The industries involved could certainly use some friendly intervention. With capacity utilization of 40%, the nation's aluminum facilities aren't even running at half-speed. Steel utilization is a little better at 78%, although the workforce is only a fourth of what it used to be.
Nathan also pointed out, however, that we've tried this before. And often times, protectionist measures like this end up leading to more jobs lost than created. That could happen again. (You can read Nathan's full commentary here.)
He also points out, that there are companies in the U.S. that purchase semi-finished steel from overseas and then turn it into products that are critical to the manufacturing and heavy equipment industries. These companies will likely see rising costs, along with the likes of companies such as General Motors (NYSE: GM), Boeing (NYSE: BA), and Caterpillar (NYSE: CAT).
At first, the levies understandably caused a bit of a scare in the markets. Then, as more information came out that Mexico, Canada, and some EU member countries may be exempt, there was a collective sigh of relief.
Last week, however, the White House announced a series of measures directed squarely at China in the form of tariffs on about $50 billion of Chinese imports, as well as restrictions on technology transfers, according to the Wall Street Journal.
The market tanked last Thursday in response. The S&P 500 lost 2.5%. The Dow Jones Industrial Average, meanwhile, shed 724 points, a loss of nearly 3%.
From The Wall Street Journal:
The $50 billion figure equals about 10% of U.S. imports from China. U.S. officials said the amount is roughly equal to its calculations of annual lost earnings by U.S. companies in China as a result of forced joint ventures and technology transfers.

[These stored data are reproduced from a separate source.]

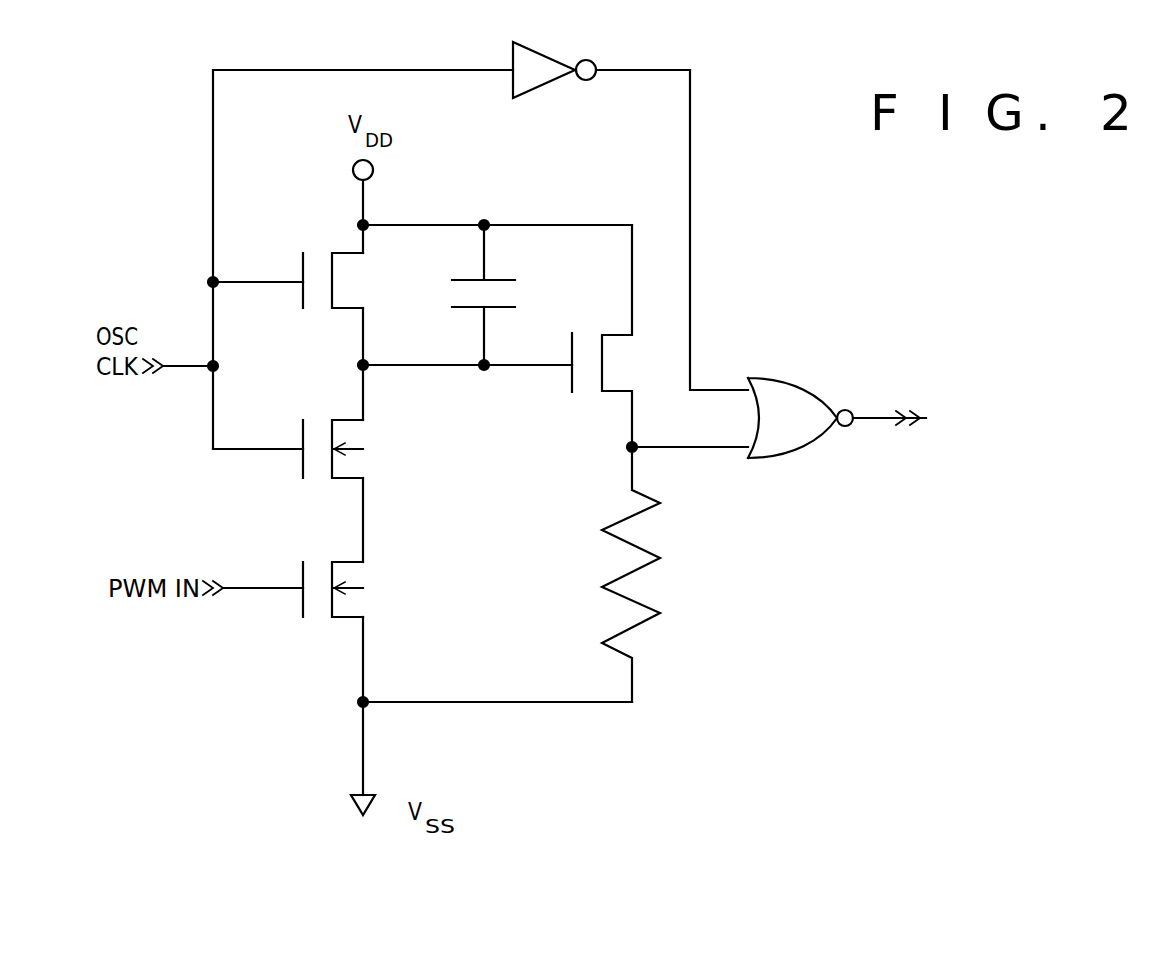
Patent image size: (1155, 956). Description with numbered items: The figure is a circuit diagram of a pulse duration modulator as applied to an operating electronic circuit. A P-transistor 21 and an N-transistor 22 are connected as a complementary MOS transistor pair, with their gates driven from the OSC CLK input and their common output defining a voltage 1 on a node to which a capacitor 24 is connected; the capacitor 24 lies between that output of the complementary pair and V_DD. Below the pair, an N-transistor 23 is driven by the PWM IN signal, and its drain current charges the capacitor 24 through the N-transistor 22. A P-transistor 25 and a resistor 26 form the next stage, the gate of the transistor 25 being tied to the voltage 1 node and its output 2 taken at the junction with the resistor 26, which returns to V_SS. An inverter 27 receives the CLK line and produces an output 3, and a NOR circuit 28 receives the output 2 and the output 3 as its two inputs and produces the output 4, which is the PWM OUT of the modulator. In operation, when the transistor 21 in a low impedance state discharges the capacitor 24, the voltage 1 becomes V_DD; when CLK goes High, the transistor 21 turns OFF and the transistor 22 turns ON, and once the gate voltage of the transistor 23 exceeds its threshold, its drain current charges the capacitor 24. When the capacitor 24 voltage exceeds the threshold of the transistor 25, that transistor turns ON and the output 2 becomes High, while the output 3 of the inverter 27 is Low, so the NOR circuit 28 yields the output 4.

The voltage 1 is at (484, 369).
The output 2 is at (700, 448).
The output 3 is at (705, 390).
The output 4 is at (880, 418).
The P-transistor 21 is at (355, 286).
The N-transistor 22 is at (374, 437).
The N-transistor 23 is at (375, 576).
The capacitor 24 is at (520, 307).
The P-transistor 25 is at (582, 400).
The resistor 26 is at (657, 578).
The inverter 27 is at (548, 52).
The NOR circuit 28 is at (770, 405).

Unlike the previous tariffs, which were opposed by most free traders on both sides of the aisle, this latest move does seem to have some political support.
Why? Well, unlike the previous move, which was done through an obscure law allowing the President to unilaterally declare tariffs for "national security" concerns and was initially announced as a broad move against adversaries and allies alike, this one is directly aimed at China. And China has been a bad actor on the global economic stage for decades.
It's no secret that China heavily subsidizes its many sectors of its economy -- and I'm not just talking about the aluminum and steel industries. What's less widely known, however, are some of the egregious business practices that are actively encouraged by the Chinese government, particularly with regard to intellectual property and foreign investment.
Here's a simple example of what I'm talking about...
Say you want to build a factory for a new tech gadget in China. After all, you need exposure to this developing market, and your company can't afford to do make it in many other places. The government will welcome you with open arms, with just one little catch. You'll need to partner with a Chinese company in order to make it happen. And once you're up and running, your "partner" screws you by passing along your intellectual property secrets to the Chinese government.
Honestly, where's the fairness in that?
Along with these moves, the administration says it will bring new cases before the World Trade Organization in hopes of resolving their grievances. And as soon as they are, the restrictions will be lifted. That's the best-case scenario.
We'll see. While it's true that the Chinese have more to lose economically than America does -- and it's true that something needs to be done about China's nefarious dealings -- try telling that to the American consumer.
As Nathan pointed out in his commentary, it's the American consumer that will also feel the pinch from this, as higher costs are passed along. It's basic economics. And don't forget about investors, either. Market participants will need to sort out just exactly what the ramifications will be moving forward. For now, the uncertainty is causing panic.
My advice: Be sure and check your portfolio's exposure to some of the industries affected, including some of the names mentioned above. But I wouldn't start a fire sale in my portfolio over this just yet, if I were you. Stay frosty.